ARTICLE
12 June 2025

AI As Your Co-detective

A
AlixPartners

Contributor

AlixPartners is a results-driven global consulting firm that specializes in helping businesses successfully address their most complex and critical challenges.
While there is a level of hype around artificial intelligence, its strategic use can provide us with smarter ways...
United Kingdom Technology

While there is a level of hype around artificial intelligence, its strategic use can provide us with smarter ways to identify key information, and analyse and interpret vast amounts of data.

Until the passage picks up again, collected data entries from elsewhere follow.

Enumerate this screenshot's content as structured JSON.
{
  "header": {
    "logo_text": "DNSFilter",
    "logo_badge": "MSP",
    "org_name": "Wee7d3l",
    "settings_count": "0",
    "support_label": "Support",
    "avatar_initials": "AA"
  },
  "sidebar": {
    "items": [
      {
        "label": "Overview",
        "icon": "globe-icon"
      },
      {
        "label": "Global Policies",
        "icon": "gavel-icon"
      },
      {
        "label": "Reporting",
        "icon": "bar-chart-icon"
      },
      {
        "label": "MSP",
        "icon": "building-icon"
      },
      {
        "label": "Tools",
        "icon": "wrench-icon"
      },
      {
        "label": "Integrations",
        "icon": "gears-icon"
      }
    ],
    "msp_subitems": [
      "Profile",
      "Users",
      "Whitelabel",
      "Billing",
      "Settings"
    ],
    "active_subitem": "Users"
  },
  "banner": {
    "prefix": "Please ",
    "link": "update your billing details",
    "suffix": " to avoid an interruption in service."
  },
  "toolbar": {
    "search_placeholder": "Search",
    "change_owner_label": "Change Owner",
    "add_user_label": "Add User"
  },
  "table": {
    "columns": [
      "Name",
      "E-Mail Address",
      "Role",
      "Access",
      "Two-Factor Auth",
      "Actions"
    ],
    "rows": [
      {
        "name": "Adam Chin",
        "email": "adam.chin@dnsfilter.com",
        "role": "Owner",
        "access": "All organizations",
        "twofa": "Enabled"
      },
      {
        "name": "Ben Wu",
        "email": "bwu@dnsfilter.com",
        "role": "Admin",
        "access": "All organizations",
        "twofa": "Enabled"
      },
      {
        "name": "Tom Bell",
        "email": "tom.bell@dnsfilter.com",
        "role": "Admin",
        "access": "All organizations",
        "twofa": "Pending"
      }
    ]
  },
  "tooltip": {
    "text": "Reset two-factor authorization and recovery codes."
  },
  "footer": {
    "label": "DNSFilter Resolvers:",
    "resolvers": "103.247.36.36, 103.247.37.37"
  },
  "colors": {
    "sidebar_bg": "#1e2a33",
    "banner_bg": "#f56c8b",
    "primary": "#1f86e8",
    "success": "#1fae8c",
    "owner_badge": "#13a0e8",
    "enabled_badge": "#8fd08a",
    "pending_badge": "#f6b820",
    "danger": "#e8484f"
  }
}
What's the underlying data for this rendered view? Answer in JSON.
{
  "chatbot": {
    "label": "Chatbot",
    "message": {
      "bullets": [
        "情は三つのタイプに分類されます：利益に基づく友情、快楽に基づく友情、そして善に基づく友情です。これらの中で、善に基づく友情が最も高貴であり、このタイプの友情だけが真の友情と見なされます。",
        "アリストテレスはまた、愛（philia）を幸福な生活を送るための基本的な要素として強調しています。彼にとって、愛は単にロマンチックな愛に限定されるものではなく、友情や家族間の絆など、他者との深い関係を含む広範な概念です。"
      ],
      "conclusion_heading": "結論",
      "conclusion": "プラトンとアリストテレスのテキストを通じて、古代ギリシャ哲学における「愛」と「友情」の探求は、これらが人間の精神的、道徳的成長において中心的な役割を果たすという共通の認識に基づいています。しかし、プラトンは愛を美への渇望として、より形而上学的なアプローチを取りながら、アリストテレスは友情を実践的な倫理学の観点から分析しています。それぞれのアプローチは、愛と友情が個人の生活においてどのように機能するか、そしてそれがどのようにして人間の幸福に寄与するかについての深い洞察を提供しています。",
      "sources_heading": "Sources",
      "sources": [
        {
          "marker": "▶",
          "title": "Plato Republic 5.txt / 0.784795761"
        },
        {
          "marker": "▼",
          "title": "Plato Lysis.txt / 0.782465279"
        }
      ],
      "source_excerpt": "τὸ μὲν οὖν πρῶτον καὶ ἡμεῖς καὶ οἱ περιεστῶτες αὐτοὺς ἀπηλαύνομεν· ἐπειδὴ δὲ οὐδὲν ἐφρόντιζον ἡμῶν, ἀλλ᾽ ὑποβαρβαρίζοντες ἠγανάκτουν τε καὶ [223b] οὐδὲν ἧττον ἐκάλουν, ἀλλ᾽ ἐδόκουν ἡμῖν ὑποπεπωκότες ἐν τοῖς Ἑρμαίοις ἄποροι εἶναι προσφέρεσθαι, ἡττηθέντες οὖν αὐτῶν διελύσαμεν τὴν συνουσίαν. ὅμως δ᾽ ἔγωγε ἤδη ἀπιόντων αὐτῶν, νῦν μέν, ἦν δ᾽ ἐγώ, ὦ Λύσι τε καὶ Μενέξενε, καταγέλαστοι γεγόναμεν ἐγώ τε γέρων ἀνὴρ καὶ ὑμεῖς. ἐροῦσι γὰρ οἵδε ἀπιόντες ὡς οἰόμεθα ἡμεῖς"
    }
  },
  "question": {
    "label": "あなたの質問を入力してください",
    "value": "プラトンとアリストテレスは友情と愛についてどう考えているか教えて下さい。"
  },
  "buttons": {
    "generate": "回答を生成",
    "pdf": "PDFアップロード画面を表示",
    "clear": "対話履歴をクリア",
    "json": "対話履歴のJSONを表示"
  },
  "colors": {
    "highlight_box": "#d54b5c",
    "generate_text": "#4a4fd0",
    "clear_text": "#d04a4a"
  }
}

In this article, we use a recent case to outline methodology and potential pitfalls of leveraging AI in investigations.

Whether it's the out-of-the-blue announcement of a groundbreaking AI development that sends knock-on effects through the sector, or a cautionary tale of lawyers referencing citations made up by an AI chatbot, it feels like AI is rarely out of the news these days.

Technological breakthroughs sometimes come with inflated expectations that they'll be the solution to all problems (a process encapsulated by the Gartner hype cycle). However, sometimes they wind up as a solution in search of a problem instead.

That said, it would be foolish to write off any new, much-hyped technologies as passing fads, so it's important that we take an open-minded view and think about how we can best use them. Consequently, on a recent case, we explored how we could use these newtools to do our job better. In doing so, we gained some useful experience regarding the perks and pitfalls of leveraging AI in investigations.

What is the problem we are trying to solve with artificial intelligence?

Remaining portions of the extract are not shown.